Vacation
Get ready to have your memories and nostalgic warm feelings exploited!
Why do we say that so often about movies made these days?
Ed Helms stars as Rusty Griswold – Clark’s beloved son who
is all grown up and leading a family of his own. Even though he is a
pilot for a discount airline, Rusty and the family don’t do much
traveling beyond their summer vacation to a small, humble Michigan
cabin (humble is another way to say dumpy).
After hearing about his wife’s, Debbie (Christina Applegate),
dissatisfaction with the annual pilgrimage, Rusty decides to spice up
the Memorial Day vacation by driving the family across the country to
Walley World, just like his Dad (Chevy Chase) did years ago.

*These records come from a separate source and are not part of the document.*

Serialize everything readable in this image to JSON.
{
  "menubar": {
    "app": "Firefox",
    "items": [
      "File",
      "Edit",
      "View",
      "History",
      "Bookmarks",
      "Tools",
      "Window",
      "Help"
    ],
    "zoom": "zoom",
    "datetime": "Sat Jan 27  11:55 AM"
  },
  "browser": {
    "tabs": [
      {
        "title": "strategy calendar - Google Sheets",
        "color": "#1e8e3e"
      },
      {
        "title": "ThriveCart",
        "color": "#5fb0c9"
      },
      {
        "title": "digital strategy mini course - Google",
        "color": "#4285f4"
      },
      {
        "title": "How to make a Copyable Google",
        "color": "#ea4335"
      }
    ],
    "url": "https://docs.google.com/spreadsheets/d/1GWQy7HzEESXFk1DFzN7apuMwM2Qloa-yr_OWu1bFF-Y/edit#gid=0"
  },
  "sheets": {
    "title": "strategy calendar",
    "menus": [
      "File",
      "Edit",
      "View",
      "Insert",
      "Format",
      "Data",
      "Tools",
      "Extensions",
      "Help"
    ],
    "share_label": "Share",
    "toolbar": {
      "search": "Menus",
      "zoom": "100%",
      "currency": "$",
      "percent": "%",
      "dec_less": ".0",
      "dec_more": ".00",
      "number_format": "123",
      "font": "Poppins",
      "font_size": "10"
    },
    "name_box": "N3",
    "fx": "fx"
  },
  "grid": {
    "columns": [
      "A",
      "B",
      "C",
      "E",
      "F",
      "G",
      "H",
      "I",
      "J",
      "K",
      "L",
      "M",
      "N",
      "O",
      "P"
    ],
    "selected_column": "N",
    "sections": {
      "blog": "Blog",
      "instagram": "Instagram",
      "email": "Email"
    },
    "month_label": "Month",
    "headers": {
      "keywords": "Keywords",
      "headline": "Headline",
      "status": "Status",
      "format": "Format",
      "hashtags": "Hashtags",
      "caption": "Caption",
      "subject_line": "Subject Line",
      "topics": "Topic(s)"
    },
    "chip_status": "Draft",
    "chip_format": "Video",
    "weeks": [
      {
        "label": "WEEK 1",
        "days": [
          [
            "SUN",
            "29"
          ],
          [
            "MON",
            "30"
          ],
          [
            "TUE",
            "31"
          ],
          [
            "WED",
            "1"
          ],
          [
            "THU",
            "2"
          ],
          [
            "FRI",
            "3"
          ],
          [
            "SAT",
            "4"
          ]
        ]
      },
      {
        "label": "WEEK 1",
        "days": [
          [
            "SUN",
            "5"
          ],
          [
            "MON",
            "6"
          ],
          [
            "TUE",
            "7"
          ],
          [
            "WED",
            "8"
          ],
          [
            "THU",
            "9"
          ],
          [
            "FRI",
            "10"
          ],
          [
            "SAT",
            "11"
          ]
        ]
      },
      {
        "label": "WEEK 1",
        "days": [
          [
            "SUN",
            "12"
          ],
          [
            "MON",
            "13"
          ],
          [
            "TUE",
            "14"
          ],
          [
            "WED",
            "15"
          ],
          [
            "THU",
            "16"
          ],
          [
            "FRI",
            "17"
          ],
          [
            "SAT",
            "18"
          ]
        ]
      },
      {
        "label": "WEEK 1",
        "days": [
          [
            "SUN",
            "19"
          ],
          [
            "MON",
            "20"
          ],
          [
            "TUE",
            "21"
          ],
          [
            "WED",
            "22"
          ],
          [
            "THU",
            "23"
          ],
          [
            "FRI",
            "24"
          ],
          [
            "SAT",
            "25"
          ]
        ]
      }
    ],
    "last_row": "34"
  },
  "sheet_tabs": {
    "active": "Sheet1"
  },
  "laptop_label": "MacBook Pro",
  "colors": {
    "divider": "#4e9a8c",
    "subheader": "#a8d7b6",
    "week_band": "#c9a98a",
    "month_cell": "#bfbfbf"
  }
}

Will this vacation turn out to be as disastrous as that
one?
At least, that Vacation was funny.
This Vacation exactly is what you feared it would be – a
pale imitation trying to exploit everything you loved about the first
one to fool you into thinking it might make you laugh all night long.
However, the only way you will laugh all night long is if you are the
world’s biggest fan of lame and failed humor.

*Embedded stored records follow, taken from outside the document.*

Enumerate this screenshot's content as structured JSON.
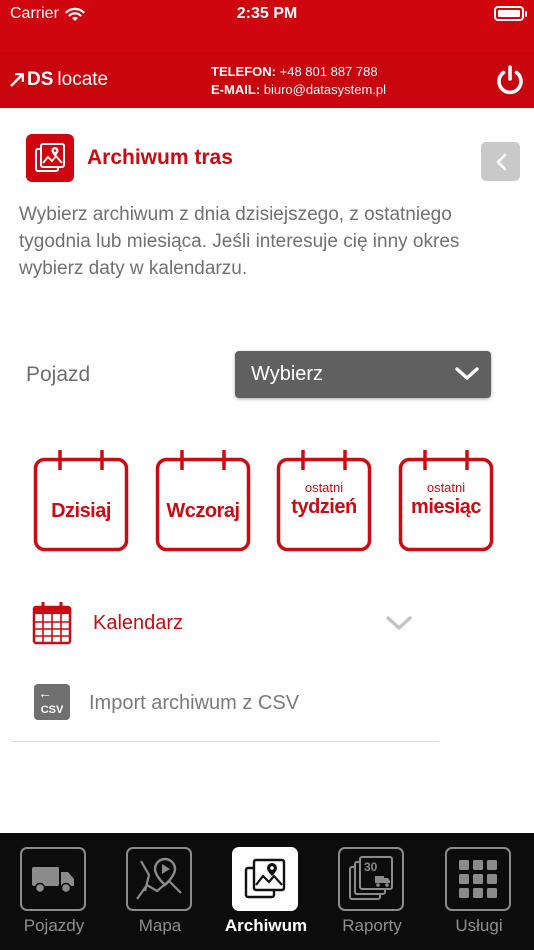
{
  "status_bar": {
    "carrier": "Carrier",
    "time": "2:35 PM"
  },
  "brand": {
    "logo_ds": "DS",
    "logo_locate": "locate",
    "phone_label": "TELEFON:",
    "phone_value": "+48 801 887 788",
    "email_label": "E-MAIL:",
    "email_value": "biuro@datasystem.pl"
  },
  "page": {
    "title": "Archiwum tras",
    "description": "Wybierz archiwum z dnia dzisiejszego, z ostatniego tygodnia lub miesiąca. Jeśli interesuje cię inny okres wybierz daty w kalendarzu."
  },
  "vehicle": {
    "label": "Pojazd",
    "selected": "Wybierz"
  },
  "quick_ranges": [
    {
      "top": "",
      "main": "Dzisiaj"
    },
    {
      "top": "",
      "main": "Wczoraj"
    },
    {
      "top": "ostatni",
      "main": "tydzień"
    },
    {
      "top": "ostatni",
      "main": "miesiąc"
    }
  ],
  "calendar": {
    "label": "Kalendarz"
  },
  "import": {
    "icon_text": "CSV",
    "label": "Import archiwum z CSV"
  },
  "tabs": [
    {
      "label": "Pojazdy",
      "icon": "truck-icon",
      "active": false
    },
    {
      "label": "Mapa",
      "icon": "map-icon",
      "active": false
    },
    {
      "label": "Archiwum",
      "icon": "archive-map-icon",
      "active": true
    },
    {
      "label": "Raporty",
      "icon": "reports-icon",
      "active": false
    },
    {
      "label": "Usługi",
      "icon": "grid-icon",
      "active": false
    }
  ],
  "colors": {
    "brand_red": "#d0060f",
    "tabbar": "#0c0c0c",
    "select_bg": "#606060"
  }
}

As written by writers/directors Jonathan Goldstein and John Francis
Dailey, Vacation has some giggle worthy moments, but the movie
flops as they try to make it into a gross out, outrageous R-rated
comedy. They don’t provide enough material to make a movie like
that work.
It’s not madcap enough.
It’s not farcical enough.
They needed to double or triple the jokes.

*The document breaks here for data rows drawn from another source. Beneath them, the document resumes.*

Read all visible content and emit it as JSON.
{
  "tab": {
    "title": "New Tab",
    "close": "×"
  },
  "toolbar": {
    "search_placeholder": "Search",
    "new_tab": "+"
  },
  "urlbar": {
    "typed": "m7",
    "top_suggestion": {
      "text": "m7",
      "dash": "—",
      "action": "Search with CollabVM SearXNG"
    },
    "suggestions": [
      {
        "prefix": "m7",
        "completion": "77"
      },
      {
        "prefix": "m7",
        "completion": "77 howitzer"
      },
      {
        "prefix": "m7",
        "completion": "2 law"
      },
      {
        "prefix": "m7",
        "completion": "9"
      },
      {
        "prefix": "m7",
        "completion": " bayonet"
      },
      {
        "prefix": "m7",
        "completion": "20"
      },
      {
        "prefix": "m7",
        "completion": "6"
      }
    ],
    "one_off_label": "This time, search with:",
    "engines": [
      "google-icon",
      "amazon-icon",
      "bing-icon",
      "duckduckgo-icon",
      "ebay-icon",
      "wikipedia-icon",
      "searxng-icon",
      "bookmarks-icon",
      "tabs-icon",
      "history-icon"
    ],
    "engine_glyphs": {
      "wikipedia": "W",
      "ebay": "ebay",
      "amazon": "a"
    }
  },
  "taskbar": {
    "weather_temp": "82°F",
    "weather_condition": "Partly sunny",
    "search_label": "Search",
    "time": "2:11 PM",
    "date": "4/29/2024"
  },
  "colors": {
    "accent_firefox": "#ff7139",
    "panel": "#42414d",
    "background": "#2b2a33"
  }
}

Instead, Goldstein and Dailey wander from joke to joke without any
strong thread running through the movie to tie it together like the
original. This leaves us with a failed climax.
Since the movie is limping along, we shouldn’t be surprised this
trip to Walley World ends anti-climactically, but the failure to
escalate the intensity and comic tragedy leads to a flat, meaningless
ending, even if they do pull on your memory with allusions to the first
one. Sadly, Goldstein and Dailey couldn’t keep up that running
gag of referring to the first movie and the absurdity of the new Vacation.
You’ll get some good giggles from Steele Stebbins, who portrays
the youngest son of Rusty and Debbie. I can’t help but laugh at a
foulmouthed minor child, and Stebbins delivers his vulgarity with the
right amount of anger and sarcasm to make it work, but he can’t
save this movie.
Worst of all, this Vacation lacks heart. Helms goofily tries to
inject glee into the film, but he isn’t given the material to
show he is a dedicated family man or why. You should never doubt why he
is putting his family through this stretch of bad luck (which should be
much much worse to make it funnier and more effective).
If you ever watched the original, you know Chase and the gang did a
better job of making that case.
Vactation
is rated R for crude and sexual
content and language throughout, and brief graphic nudity.